Why aren't there more commodity ETFs?

it's because 40-Act funds can't outright own commodities therefore they need SPVs and other structures to properly get exposure. This is very expensive and complicated therefore you need the market (demand) to justify the product.
 
Quote from DrPepper:

With the commodity market dwarfing the stock market in size, I do not understand why there are not more commodity ETFs. We have USO, UNG, GLD and SLV each dedicated to a specific commodity. But why isn't there a pure corn, soybean, wheat, coffee, cocoa, sugar, lean hog and live cattle ETF? It seems like they would be instant successes.

how about $8.49 for 87-octane, while you're at it?


these funds receive monies that need to purchase assets, commodities, futures and such artificially creating false demands which inflate prices, destroy economies of scale as well as, in this case heavily contribute to the destabilization of the USD....

why don't we fully regulate these ETF's that purchase essential commodities so that they don't contribute deliteriously?
 
Quote from DrPepper:

Thanks, that is reassuring. I have not considered trading the minis before, but another poster also recommended them in a different thread. He stated that the fills are good but the commission is higher, which is not surprising. I can check with my broker, but do you know off-hand what other agricultural and softs futures contracts have minis? Like corn, wheat, soybeans, sugar, cocoa, coffee, live cattle or lean hogs? Also are the fills good in all of them? Thanks.

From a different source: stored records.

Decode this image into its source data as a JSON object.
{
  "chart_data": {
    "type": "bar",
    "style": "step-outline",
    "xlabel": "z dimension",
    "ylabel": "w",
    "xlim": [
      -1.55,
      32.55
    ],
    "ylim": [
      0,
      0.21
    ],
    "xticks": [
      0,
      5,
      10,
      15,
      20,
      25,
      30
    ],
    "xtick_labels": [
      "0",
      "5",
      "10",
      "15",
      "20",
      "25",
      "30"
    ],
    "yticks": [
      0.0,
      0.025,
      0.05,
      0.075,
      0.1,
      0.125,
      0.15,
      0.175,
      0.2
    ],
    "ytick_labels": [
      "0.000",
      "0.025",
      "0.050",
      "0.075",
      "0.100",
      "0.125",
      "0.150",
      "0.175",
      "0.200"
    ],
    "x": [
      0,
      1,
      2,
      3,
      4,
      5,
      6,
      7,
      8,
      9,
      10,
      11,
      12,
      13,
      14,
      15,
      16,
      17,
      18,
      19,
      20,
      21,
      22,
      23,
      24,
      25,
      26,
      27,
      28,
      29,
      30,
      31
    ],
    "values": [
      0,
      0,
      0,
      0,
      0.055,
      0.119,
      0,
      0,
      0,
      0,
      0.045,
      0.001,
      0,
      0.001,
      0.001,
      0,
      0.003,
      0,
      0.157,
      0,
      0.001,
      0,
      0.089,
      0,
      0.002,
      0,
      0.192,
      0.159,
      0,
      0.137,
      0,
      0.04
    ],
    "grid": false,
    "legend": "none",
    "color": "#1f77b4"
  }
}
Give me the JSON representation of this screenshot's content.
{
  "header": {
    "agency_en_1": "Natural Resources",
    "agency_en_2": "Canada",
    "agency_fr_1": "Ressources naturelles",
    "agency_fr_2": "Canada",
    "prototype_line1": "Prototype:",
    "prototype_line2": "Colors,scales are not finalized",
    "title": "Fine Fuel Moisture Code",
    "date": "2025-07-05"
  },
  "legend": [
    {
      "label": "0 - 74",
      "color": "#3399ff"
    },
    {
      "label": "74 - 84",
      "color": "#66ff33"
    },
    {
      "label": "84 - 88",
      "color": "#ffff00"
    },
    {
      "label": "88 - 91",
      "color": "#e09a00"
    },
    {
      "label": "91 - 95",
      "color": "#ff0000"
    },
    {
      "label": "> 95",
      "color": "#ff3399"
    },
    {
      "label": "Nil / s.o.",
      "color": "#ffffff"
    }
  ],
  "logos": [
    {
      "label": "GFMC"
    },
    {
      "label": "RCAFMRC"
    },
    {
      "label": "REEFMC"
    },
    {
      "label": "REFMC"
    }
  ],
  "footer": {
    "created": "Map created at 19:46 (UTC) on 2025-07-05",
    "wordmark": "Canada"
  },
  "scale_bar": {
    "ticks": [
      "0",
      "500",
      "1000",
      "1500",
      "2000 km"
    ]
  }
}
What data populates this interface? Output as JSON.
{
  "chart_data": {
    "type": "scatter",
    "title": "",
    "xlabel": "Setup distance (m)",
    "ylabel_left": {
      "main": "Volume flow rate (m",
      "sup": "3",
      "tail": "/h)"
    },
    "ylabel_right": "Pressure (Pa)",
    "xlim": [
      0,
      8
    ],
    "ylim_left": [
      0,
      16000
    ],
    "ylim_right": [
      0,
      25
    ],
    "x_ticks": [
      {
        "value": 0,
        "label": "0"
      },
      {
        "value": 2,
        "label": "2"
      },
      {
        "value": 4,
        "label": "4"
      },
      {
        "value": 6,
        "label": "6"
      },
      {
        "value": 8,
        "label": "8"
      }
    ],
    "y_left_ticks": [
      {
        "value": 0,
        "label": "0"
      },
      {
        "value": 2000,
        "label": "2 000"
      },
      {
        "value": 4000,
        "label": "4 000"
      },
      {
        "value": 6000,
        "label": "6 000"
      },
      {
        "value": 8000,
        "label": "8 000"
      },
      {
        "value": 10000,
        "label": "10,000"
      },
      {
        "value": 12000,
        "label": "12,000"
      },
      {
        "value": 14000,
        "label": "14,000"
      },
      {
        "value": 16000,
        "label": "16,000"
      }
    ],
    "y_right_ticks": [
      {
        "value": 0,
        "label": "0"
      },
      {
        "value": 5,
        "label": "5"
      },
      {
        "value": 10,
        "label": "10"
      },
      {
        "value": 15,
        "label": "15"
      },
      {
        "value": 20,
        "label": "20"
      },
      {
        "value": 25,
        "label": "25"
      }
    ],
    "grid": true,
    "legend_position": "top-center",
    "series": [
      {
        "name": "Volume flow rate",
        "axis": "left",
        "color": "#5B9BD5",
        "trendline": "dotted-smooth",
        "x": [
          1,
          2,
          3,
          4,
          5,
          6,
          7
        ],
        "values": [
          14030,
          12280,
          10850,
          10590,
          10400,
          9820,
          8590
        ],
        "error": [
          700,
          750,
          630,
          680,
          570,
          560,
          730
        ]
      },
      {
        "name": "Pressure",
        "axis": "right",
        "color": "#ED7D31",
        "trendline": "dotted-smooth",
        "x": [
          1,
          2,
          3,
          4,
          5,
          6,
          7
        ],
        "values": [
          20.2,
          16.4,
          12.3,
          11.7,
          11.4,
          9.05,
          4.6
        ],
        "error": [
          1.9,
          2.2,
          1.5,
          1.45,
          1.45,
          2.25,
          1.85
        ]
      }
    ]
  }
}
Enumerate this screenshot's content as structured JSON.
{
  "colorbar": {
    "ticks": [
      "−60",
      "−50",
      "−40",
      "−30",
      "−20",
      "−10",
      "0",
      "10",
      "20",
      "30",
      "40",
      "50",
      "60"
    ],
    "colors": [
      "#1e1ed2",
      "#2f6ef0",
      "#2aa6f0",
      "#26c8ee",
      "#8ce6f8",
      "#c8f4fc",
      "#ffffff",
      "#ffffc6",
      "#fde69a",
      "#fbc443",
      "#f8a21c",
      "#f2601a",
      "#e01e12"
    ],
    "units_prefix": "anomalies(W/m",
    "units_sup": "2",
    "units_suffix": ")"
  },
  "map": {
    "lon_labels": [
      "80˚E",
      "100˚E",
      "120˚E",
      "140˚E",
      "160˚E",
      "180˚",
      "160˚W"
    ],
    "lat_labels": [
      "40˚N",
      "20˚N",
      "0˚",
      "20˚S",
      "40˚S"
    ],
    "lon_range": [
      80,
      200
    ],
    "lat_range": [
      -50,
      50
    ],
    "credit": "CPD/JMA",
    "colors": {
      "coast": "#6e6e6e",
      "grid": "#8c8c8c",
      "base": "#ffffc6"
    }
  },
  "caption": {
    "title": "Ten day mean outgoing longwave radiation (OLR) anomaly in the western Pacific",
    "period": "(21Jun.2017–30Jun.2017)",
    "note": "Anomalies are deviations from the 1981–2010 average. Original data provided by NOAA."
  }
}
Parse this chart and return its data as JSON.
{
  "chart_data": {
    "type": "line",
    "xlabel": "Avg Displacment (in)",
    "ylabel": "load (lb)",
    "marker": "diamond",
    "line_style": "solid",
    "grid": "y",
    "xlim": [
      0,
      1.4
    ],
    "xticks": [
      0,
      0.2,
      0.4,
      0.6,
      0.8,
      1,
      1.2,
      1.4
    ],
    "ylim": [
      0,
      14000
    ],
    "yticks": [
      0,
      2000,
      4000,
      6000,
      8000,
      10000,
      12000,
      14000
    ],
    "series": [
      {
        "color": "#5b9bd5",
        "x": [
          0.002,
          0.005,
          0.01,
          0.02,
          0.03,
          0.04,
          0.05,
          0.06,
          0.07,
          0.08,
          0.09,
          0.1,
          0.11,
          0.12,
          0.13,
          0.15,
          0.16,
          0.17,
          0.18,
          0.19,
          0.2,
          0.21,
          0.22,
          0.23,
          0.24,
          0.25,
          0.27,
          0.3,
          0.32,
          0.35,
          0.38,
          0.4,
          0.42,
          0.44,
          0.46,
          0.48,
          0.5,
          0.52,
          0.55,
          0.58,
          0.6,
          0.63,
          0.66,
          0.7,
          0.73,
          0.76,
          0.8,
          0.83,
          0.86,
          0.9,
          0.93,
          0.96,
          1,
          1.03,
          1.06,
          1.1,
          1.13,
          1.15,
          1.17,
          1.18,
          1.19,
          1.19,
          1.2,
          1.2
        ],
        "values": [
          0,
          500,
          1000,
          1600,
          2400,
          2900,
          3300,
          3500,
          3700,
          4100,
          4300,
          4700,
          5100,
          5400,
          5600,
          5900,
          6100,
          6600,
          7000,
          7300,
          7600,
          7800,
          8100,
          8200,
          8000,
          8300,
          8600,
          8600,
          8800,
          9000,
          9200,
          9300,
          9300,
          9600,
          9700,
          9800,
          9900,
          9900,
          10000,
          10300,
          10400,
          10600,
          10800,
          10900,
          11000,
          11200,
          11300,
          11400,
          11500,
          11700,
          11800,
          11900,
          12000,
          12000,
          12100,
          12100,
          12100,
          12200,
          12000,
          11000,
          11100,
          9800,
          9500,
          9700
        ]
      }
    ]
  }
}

keep in mind, that commodities have a continuous "leaking balloon" syndrome. In other words, if the underlying does not move and the market is not in backwardization, then the commodity loses value over time, due to builtin charges such as storage.

If you are short, that works in your favor, if long, it works against you. This is a concern if you are holding for long periods.
 
Quote from TraderZones:

keep in mind, that commodities have a continuous "leaking balloon" syndrome. In other words, if the underlying does not move and the market is not in backwardization, then the commodity loses value over time, due to builtin charges such as storage.

If you are short, that works in your favor, if long, it works against you. This is a concern if you are holding for long periods.

Just to clarify you're speaking of futures, for a commodity tracking ETF, like gold, this is not an issue, provided the ETF doesn't gain any of its exposure through futures (some do). GLD I believe holds physical gold to gain its exposure.
 
Quote from DrPepper:

With the commodity market dwarfing the stock market in size, I do not understand why there are not more commodity ETFs. We have USO, UNG, GLD and SLV each dedicated to a specific commodity. But why isn't there a pure corn, soybean, wheat, coffee, cocoa, sugar, lean hog and live cattle ETF? It seems like they would be instant successes.

Do you have any data to back up the claim that the commodity market dwarfs the stock market in size?

If I'm not mistaken its the other way around, at least when it comes to the exchange-traded commodities (the OTC market may be bigger).